Beschreibung der Studie

Vergleichende Untersuchung von Silikon in Blut und Gewebe bei Implantatträgerinnen mit Befunden einer üblichen Bildgebung mit dem Ziel der Etablierung eines Algorithmus zur Qualitätsbeurteilung von Silikon-Brustimplantaten zur Vermeidung unnötiger Implantataustausch-Operationen. Ziel: Etablierung eines Algorithmus zur Qualitätsbeurteilung (Siloxane und Zustand) von Silikon-Brustimplantaten. Versuch der Definition eines Blut-Silikon-Grenzwertes, der für die Bewertung von Implantatqualität und -Zustand herangezogen werden kann.

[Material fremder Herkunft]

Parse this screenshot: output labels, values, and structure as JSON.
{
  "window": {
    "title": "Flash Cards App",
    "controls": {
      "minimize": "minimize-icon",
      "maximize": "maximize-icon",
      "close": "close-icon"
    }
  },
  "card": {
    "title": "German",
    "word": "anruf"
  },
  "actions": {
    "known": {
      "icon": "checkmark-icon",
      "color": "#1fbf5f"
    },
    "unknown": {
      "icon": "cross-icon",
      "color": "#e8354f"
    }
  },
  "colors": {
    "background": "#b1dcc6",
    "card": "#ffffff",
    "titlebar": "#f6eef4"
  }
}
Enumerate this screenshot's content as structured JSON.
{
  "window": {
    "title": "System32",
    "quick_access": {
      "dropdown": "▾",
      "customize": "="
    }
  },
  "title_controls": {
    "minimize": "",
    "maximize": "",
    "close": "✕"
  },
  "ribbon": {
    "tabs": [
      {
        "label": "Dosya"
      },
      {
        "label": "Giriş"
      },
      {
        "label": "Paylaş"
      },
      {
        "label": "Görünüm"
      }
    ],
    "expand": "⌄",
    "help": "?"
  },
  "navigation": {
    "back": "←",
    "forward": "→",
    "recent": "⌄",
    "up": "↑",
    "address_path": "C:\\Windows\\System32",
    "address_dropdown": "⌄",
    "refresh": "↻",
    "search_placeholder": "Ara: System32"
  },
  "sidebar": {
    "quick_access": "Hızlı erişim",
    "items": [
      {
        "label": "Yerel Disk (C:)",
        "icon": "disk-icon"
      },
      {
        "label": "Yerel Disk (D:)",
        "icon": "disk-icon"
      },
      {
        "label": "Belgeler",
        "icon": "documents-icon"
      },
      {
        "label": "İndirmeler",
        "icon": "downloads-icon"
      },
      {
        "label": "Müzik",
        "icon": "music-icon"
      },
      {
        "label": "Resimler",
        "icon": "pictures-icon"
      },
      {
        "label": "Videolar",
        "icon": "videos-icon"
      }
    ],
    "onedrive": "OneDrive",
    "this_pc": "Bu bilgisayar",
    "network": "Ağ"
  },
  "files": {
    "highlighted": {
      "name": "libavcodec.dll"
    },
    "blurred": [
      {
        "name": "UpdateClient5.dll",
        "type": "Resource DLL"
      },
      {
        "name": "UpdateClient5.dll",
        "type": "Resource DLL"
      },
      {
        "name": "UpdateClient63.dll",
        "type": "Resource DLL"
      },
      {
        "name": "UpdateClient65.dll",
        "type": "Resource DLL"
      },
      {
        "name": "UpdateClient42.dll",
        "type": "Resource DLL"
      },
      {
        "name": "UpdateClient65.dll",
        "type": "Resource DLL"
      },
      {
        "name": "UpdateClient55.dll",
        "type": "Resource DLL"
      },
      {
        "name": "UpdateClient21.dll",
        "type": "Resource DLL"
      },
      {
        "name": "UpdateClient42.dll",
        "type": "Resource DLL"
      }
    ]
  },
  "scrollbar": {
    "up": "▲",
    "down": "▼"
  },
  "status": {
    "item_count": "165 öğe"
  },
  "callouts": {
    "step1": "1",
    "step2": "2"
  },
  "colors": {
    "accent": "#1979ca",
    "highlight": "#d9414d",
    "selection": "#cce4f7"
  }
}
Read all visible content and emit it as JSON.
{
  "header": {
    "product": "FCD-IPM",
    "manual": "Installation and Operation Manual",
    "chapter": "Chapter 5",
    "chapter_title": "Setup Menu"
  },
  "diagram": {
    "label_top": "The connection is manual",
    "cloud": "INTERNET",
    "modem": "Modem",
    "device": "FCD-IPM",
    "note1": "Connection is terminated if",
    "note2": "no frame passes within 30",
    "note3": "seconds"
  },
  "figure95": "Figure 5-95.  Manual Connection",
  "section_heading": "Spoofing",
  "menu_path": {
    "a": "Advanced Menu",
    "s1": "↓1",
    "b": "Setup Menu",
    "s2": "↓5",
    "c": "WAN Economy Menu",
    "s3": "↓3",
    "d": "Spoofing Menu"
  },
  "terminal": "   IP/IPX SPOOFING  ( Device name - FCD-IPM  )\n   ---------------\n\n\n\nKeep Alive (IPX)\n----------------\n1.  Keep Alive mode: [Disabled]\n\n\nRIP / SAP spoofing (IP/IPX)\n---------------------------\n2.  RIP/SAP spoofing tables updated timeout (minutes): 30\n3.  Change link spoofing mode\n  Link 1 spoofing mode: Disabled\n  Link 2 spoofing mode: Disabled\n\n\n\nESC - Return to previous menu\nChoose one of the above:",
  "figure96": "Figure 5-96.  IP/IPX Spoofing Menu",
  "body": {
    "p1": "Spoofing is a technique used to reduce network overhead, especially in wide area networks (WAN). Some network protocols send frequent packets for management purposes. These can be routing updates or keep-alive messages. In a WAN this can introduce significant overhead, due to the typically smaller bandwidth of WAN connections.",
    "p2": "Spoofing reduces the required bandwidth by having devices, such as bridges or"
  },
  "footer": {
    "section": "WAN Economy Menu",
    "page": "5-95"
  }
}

Sekundäres Ziel: Prüfung der Möglichkeit der Vermeidung unnötiger Implantataustausch-Operationen. Methode: Teilnehmer: Frauen ab 18J mit Indikation zur Implantatentfernung oder zum -Wechsel. Material: Citratblut, Gewebeproben aus Implantattasche Methode: Präoperative Implantatzustandsdiagnostik mittels Bildgebung (Sonographie, Mammographie o. MRT). Gaschromatographische Bestimmung des Silikongehaltes in Blut und Gewebeproben aus Implantattasche.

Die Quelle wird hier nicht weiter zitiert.